= Thane Maynard =

American zookeeper and author

Thane Maynard is an American zookeeper and author who served as the director of the Cincinnati Zoo and Botanical Garden (2007-2015). He is also an author and the host of The 90-Second Naturalist, a 1½-minute syndicated radio program produced at Cincinnati Public Radio stations WGUC and WVXU. Often appearing on Late Night with Conan O'Brien, Maynard has also been featured on Good Morning America, The Today Show, and CBS This Morning. He is actively involved in the Association of Zoos and Aquariums, and is a member of Leadership Cincinnati Class XVII, The Hillside Trust, and The Ohio Chapter of TNC.

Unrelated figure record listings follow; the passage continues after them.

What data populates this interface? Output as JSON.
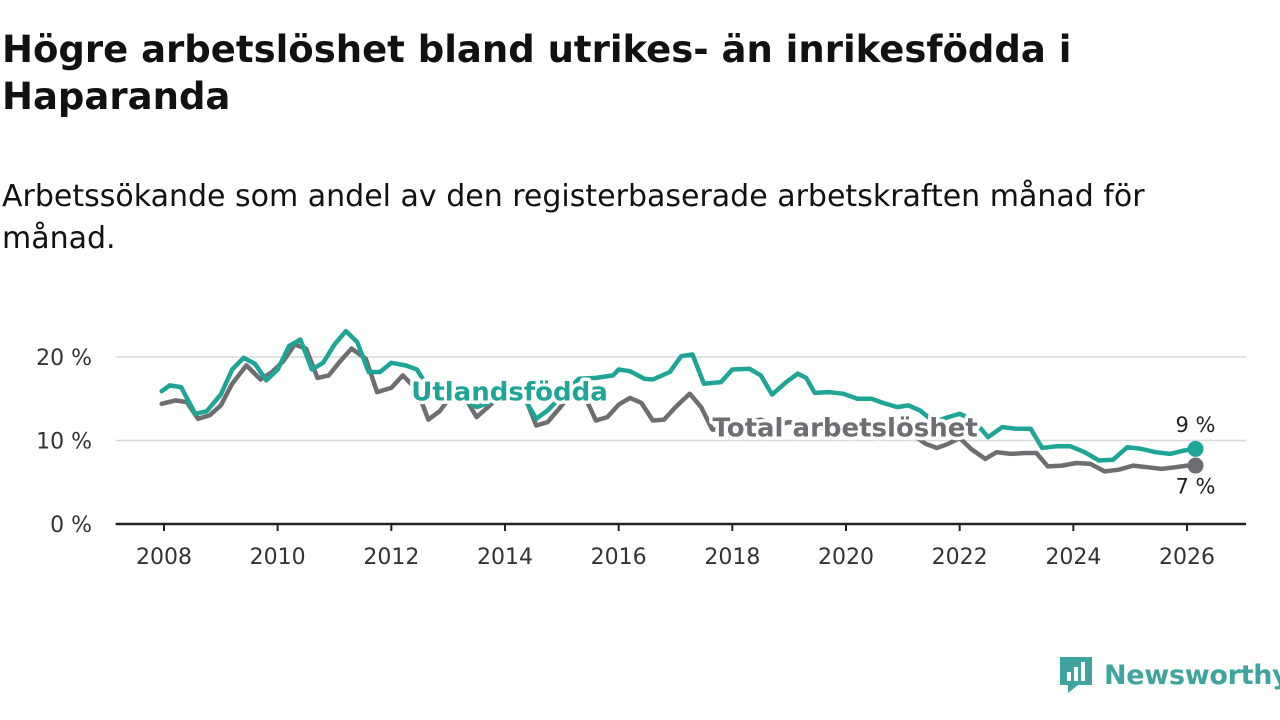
{
  "title": "Högre arbetslöshet bland utrikes- än inrikesfödda i Haparanda",
  "subtitle": "Arbetssökande som andel av den registerbaserade arbetskraften månad för månad.",
  "brand": {
    "name": "Newsworthy",
    "color": "#3fa39e"
  },
  "chart_data": {
    "type": "line",
    "ylim": [
      0,
      25
    ],
    "xlim": [
      2007.5,
      2026.9
    ],
    "y_ticks": [
      {
        "value": 0,
        "label": "0 %"
      },
      {
        "value": 10,
        "label": "10 %"
      },
      {
        "value": 20,
        "label": "20 %"
      }
    ],
    "x_ticks": [
      {
        "value": 2008,
        "label": "2008"
      },
      {
        "value": 2010,
        "label": "2010"
      },
      {
        "value": 2012,
        "label": "2012"
      },
      {
        "value": 2014,
        "label": "2014"
      },
      {
        "value": 2016,
        "label": "2016"
      },
      {
        "value": 2018,
        "label": "2018"
      },
      {
        "value": 2020,
        "label": "2020"
      },
      {
        "value": 2022,
        "label": "2022"
      },
      {
        "value": 2024,
        "label": "2024"
      },
      {
        "value": 2026,
        "label": "2026"
      }
    ],
    "grid": true,
    "series": [
      {
        "name": "Total arbetslöshet",
        "color": "#6e6e72",
        "end_label": "7 %",
        "points": [
          [
            2007.96,
            14.4
          ],
          [
            2008.2,
            14.8
          ],
          [
            2008.4,
            14.6
          ],
          [
            2008.6,
            12.6
          ],
          [
            2008.8,
            13.0
          ],
          [
            2009.0,
            14.2
          ],
          [
            2009.2,
            16.8
          ],
          [
            2009.45,
            19.0
          ],
          [
            2009.7,
            17.3
          ],
          [
            2009.9,
            18.2
          ],
          [
            2010.1,
            19.5
          ],
          [
            2010.3,
            21.5
          ],
          [
            2010.5,
            21.0
          ],
          [
            2010.7,
            17.5
          ],
          [
            2010.9,
            17.8
          ],
          [
            2011.1,
            19.5
          ],
          [
            2011.3,
            21.0
          ],
          [
            2011.55,
            19.8
          ],
          [
            2011.75,
            15.8
          ],
          [
            2012.0,
            16.3
          ],
          [
            2012.2,
            17.8
          ],
          [
            2012.45,
            16.1
          ],
          [
            2012.65,
            12.5
          ],
          [
            2012.85,
            13.5
          ],
          [
            2013.05,
            15.3
          ],
          [
            2013.3,
            15.1
          ],
          [
            2013.5,
            12.8
          ],
          [
            2013.7,
            14.0
          ],
          [
            2013.9,
            15.3
          ],
          [
            2014.1,
            15.8
          ],
          [
            2014.35,
            15.2
          ],
          [
            2014.55,
            11.8
          ],
          [
            2014.75,
            12.2
          ],
          [
            2014.95,
            13.8
          ],
          [
            2015.15,
            15.5
          ],
          [
            2015.4,
            15.3
          ],
          [
            2015.6,
            12.4
          ],
          [
            2015.8,
            12.8
          ],
          [
            2016.0,
            14.3
          ],
          [
            2016.2,
            15.1
          ],
          [
            2016.4,
            14.5
          ],
          [
            2016.6,
            12.4
          ],
          [
            2016.8,
            12.5
          ],
          [
            2017.0,
            14.0
          ],
          [
            2017.25,
            15.6
          ],
          [
            2017.45,
            14.0
          ],
          [
            2017.65,
            11.3
          ],
          [
            2017.85,
            11.4
          ],
          [
            2018.05,
            12.0
          ],
          [
            2018.3,
            12.2
          ],
          [
            2018.5,
            12.5
          ],
          [
            2018.75,
            11.8
          ],
          [
            2019.0,
            12.2
          ],
          [
            2019.25,
            12.0
          ],
          [
            2019.5,
            11.5
          ],
          [
            2019.75,
            11.6
          ],
          [
            2020.0,
            11.8
          ],
          [
            2020.25,
            11.3
          ],
          [
            2020.5,
            11.1
          ],
          [
            2020.75,
            11.2
          ],
          [
            2021.0,
            10.8
          ],
          [
            2021.2,
            10.6
          ],
          [
            2021.4,
            9.6
          ],
          [
            2021.6,
            9.1
          ],
          [
            2021.8,
            9.6
          ],
          [
            2022.0,
            10.3
          ],
          [
            2022.2,
            9.0
          ],
          [
            2022.45,
            7.8
          ],
          [
            2022.65,
            8.6
          ],
          [
            2022.9,
            8.4
          ],
          [
            2023.15,
            8.5
          ],
          [
            2023.35,
            8.5
          ],
          [
            2023.55,
            6.9
          ],
          [
            2023.8,
            7.0
          ],
          [
            2024.05,
            7.3
          ],
          [
            2024.3,
            7.2
          ],
          [
            2024.55,
            6.3
          ],
          [
            2024.8,
            6.5
          ],
          [
            2025.05,
            7.0
          ],
          [
            2025.3,
            6.8
          ],
          [
            2025.55,
            6.6
          ],
          [
            2025.8,
            6.8
          ],
          [
            2026.0,
            7.0
          ],
          [
            2026.15,
            7.0
          ]
        ]
      },
      {
        "name": "Utlandsfödda",
        "color": "#1ea596",
        "end_label": "9 %",
        "points": [
          [
            2007.96,
            15.9
          ],
          [
            2008.1,
            16.6
          ],
          [
            2008.3,
            16.4
          ],
          [
            2008.55,
            13.2
          ],
          [
            2008.75,
            13.5
          ],
          [
            2009.0,
            15.5
          ],
          [
            2009.2,
            18.5
          ],
          [
            2009.4,
            19.9
          ],
          [
            2009.6,
            19.2
          ],
          [
            2009.8,
            17.2
          ],
          [
            2010.0,
            18.5
          ],
          [
            2010.2,
            21.3
          ],
          [
            2010.4,
            22.1
          ],
          [
            2010.6,
            18.5
          ],
          [
            2010.8,
            19.3
          ],
          [
            2011.0,
            21.5
          ],
          [
            2011.2,
            23.1
          ],
          [
            2011.4,
            21.8
          ],
          [
            2011.6,
            18.2
          ],
          [
            2011.8,
            18.2
          ],
          [
            2012.0,
            19.3
          ],
          [
            2012.25,
            19.0
          ],
          [
            2012.45,
            18.5
          ],
          [
            2012.7,
            15.8
          ],
          [
            2013.0,
            16.6
          ],
          [
            2013.3,
            14.8
          ],
          [
            2013.5,
            14.0
          ],
          [
            2013.75,
            14.6
          ],
          [
            2014.0,
            15.3
          ],
          [
            2014.3,
            15.5
          ],
          [
            2014.55,
            12.6
          ],
          [
            2014.75,
            13.6
          ],
          [
            2015.0,
            15.3
          ],
          [
            2015.3,
            17.4
          ],
          [
            2015.6,
            17.5
          ],
          [
            2015.9,
            17.8
          ],
          [
            2016.0,
            18.5
          ],
          [
            2016.2,
            18.3
          ],
          [
            2016.45,
            17.4
          ],
          [
            2016.6,
            17.3
          ],
          [
            2016.9,
            18.2
          ],
          [
            2017.1,
            20.1
          ],
          [
            2017.3,
            20.3
          ],
          [
            2017.5,
            16.8
          ],
          [
            2017.8,
            17.0
          ],
          [
            2018.0,
            18.5
          ],
          [
            2018.3,
            18.6
          ],
          [
            2018.5,
            17.8
          ],
          [
            2018.7,
            15.5
          ],
          [
            2018.95,
            17.0
          ],
          [
            2019.15,
            18.0
          ],
          [
            2019.3,
            17.5
          ],
          [
            2019.45,
            15.7
          ],
          [
            2019.7,
            15.8
          ],
          [
            2019.95,
            15.6
          ],
          [
            2020.2,
            15.0
          ],
          [
            2020.45,
            15.0
          ],
          [
            2020.65,
            14.5
          ],
          [
            2020.9,
            14.0
          ],
          [
            2021.1,
            14.2
          ],
          [
            2021.3,
            13.6
          ],
          [
            2021.55,
            12.2
          ],
          [
            2021.8,
            12.8
          ],
          [
            2022.0,
            13.2
          ],
          [
            2022.25,
            12.4
          ],
          [
            2022.5,
            10.4
          ],
          [
            2022.75,
            11.6
          ],
          [
            2023.0,
            11.4
          ],
          [
            2023.25,
            11.4
          ],
          [
            2023.45,
            9.1
          ],
          [
            2023.7,
            9.3
          ],
          [
            2023.95,
            9.3
          ],
          [
            2024.2,
            8.6
          ],
          [
            2024.45,
            7.6
          ],
          [
            2024.7,
            7.7
          ],
          [
            2024.95,
            9.2
          ],
          [
            2025.2,
            9.0
          ],
          [
            2025.45,
            8.6
          ],
          [
            2025.7,
            8.4
          ],
          [
            2025.95,
            8.8
          ],
          [
            2026.15,
            9.0
          ]
        ]
      }
    ]
  }
}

When Harambe, a male 17-year-old Silverback gorilla, was shot dead after a 3-year-old boy managed to slip into the gorilla enclosure at the Cincinnati Zoo, Maynard justified the killing of the gorilla because he felt the child's life was in serious danger. Animal rights groups and others have questioned both the adequacy of the enclosure and the necessity for killing the gorilla. Thane defended this dedication publicly to much controversy.

Maynard is co-author with Jane Goodall and Gail Hudson of Hope for Animals and Their World: How Endangered Species Are Being Rescued from the Brink.